Велокар был отведен в садик и там мирно ржавел под дождем и прочими атмосферными осадками.
Мое безделье дома становилось невыносимым — надо было идти куда-нибудь учиться. Если бы спросили тогда меня — куда мне больше всего хочется поступить? — я бы сказала по совести, что в университет на филологический факультет, но, увы, такое учение было абсолютно неперспективным: кому я буду нужна со своим русским языком, когда в Париже 200 тысяч русских эмигрантов, все они отлично изъясняются по-русски и могут легко удовлетворить минимальные потребности французов в этом языке, тем более что уже начинался знаменитый промышленный кризис тридцатых годов и самим французам недоставало работы. Тогда если не филологический, то на медицинский, в Сорбонну, — медицина меня всегда интересовала.

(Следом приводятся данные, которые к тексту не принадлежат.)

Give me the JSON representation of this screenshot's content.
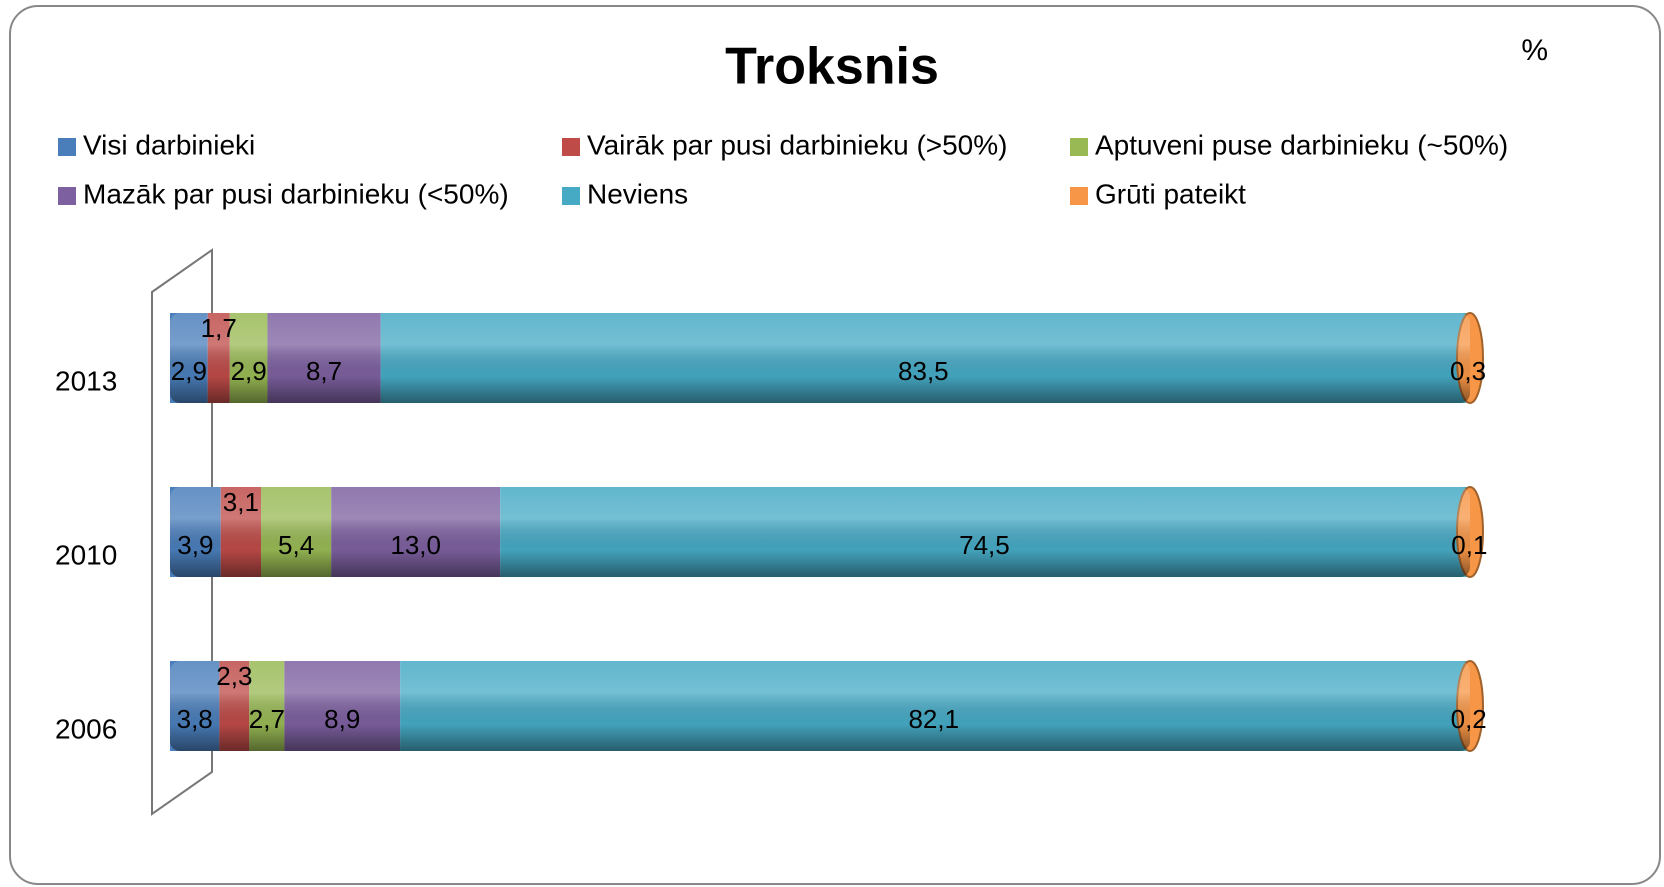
{
  "chart_data": {
    "type": "stacked-bar-horizontal",
    "title": "Troksnis",
    "unit": "%",
    "categories": [
      "2013",
      "2010",
      "2006"
    ],
    "xlim": [
      0,
      100
    ],
    "series": [
      {
        "name": "Visi darbinieki",
        "color": "#4a7ebb",
        "values": [
          2.9,
          3.9,
          3.8
        ],
        "value_labels": [
          "2,9",
          "3,9",
          "3,8"
        ]
      },
      {
        "name": "Vairāk par pusi darbinieku (>50%)",
        "color": "#be4b48",
        "values": [
          1.7,
          3.1,
          2.3
        ],
        "value_labels": [
          "1,7",
          "3,1",
          "2,3"
        ]
      },
      {
        "name": "Aptuveni puse darbinieku (~50%)",
        "color": "#98b954",
        "values": [
          2.9,
          5.4,
          2.7
        ],
        "value_labels": [
          "2,9",
          "5,4",
          "2,7"
        ]
      },
      {
        "name": "Mazāk par pusi darbinieku (<50%)",
        "color": "#7d60a0",
        "values": [
          8.7,
          13.0,
          8.9
        ],
        "value_labels": [
          "8,7",
          "13,0",
          "8,9"
        ]
      },
      {
        "name": "Neviens",
        "color": "#46aac5",
        "values": [
          83.5,
          74.5,
          82.1
        ],
        "value_labels": [
          "83,5",
          "74,5",
          "82,1"
        ]
      },
      {
        "name": "Grūti pateikt",
        "color": "#f79646",
        "values": [
          0.3,
          0.1,
          0.2
        ],
        "value_labels": [
          "0,3",
          "0,1",
          "0,2"
        ]
      }
    ],
    "legend": "top"
  }
}
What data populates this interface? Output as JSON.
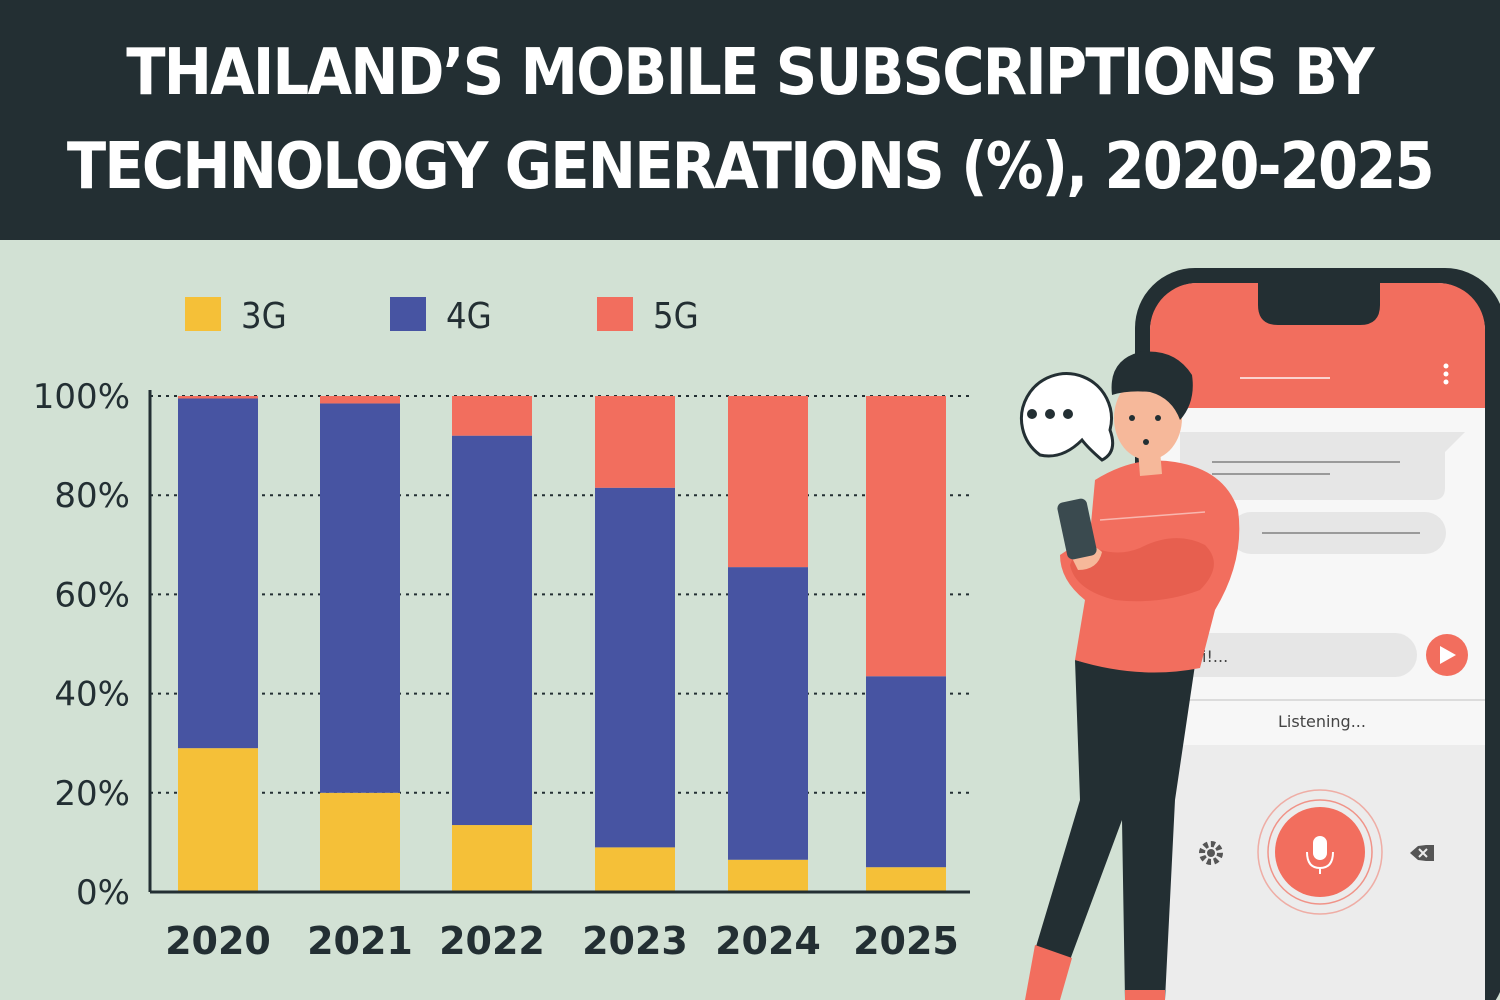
{
  "header": {
    "title_line1": "THAILAND’S MOBILE SUBSCRIPTIONS BY",
    "title_line2": "TECHNOLOGY GENERATIONS (%), 2020-2025"
  },
  "colors": {
    "3G": "#f5c038",
    "4G": "#4754a2",
    "5G": "#f26e5e",
    "dark": "#232f33",
    "background": "#d2e1d4"
  },
  "chart_data": {
    "type": "bar",
    "stacked": true,
    "title": "THAILAND’S MOBILE SUBSCRIPTIONS BY TECHNOLOGY GENERATIONS (%), 2020-2025",
    "xlabel": "",
    "ylabel": "",
    "ylim": [
      0,
      100
    ],
    "yticks": [
      0,
      20,
      40,
      60,
      80,
      100
    ],
    "ytick_labels": [
      "0%",
      "20%",
      "40%",
      "60%",
      "80%",
      "100%"
    ],
    "grid": true,
    "legend_position": "top-left",
    "categories": [
      "2020",
      "2021",
      "2022",
      "2023",
      "2024",
      "2025"
    ],
    "series": [
      {
        "name": "3G",
        "values": [
          29,
          20,
          13.5,
          9,
          6.5,
          5
        ]
      },
      {
        "name": "4G",
        "values": [
          70.5,
          78.5,
          78.5,
          72.5,
          59,
          38.5
        ]
      },
      {
        "name": "5G",
        "values": [
          0.5,
          1.5,
          8,
          18.5,
          34.5,
          56.5
        ]
      }
    ]
  },
  "illustration": {
    "speech_bubble": "•••",
    "input_text": "Hi!...",
    "status_text": "Listening..."
  }
}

В это грустное для меня время наши «родичи», так мы называли семейство Вадима, дозналось о каком-то удивительном Американском госпитале, при котором открыта школа сестер милосердия. Там в продолжение трех лет учениц совершенно даром, со всем содержанием учат медицинским наукам, они проходят практику тут же в госпитале и выходят прекрасно оплачиваемыми специалистами.
Мы с мамой загорелись страстным желанием попасть в эту школу. Я подходила по всем требованиям вступления — имела диплом об окончании среднего учебного заведения (гимназии), была из хорошей фамилии — дворянских титулов, ясно, не имела, но имя моего отца было хорошо известно в Америке и я могла получить рекомендательное письмо от профессора Кана из Калифорнийского университета. Он писал диссертацию о моем отце и не раз приезжал в Париж на встречу с моей мамой: румяный и седой, как все пожилые американцы, он был весел и очень жизнерадостен — тоже, как большинство американцев.
Все, казалось, было хорошо, за исключением одного «маленького» обстоятельства — требовалось отличное знание английского языка, который всегда, как нарочно, совершенно игнорировался нашим семейством. «Надо изучить английский, — решила мама. И добавила: — учителей я тебе нанимать не стану, учи сама, — научился же Пушкин самостоятельно английскому — вон, даже Байрона переводил!»
— Но кто слышал, как он разговаривал? — слабо протестовала я. — Небось он выговаривал так, как написано, все буквы, а в английском, ты же знаешь, пишут «мама», а читают «папа» и вообще ужасное произношение — как будто горячую картошку во рту валяют…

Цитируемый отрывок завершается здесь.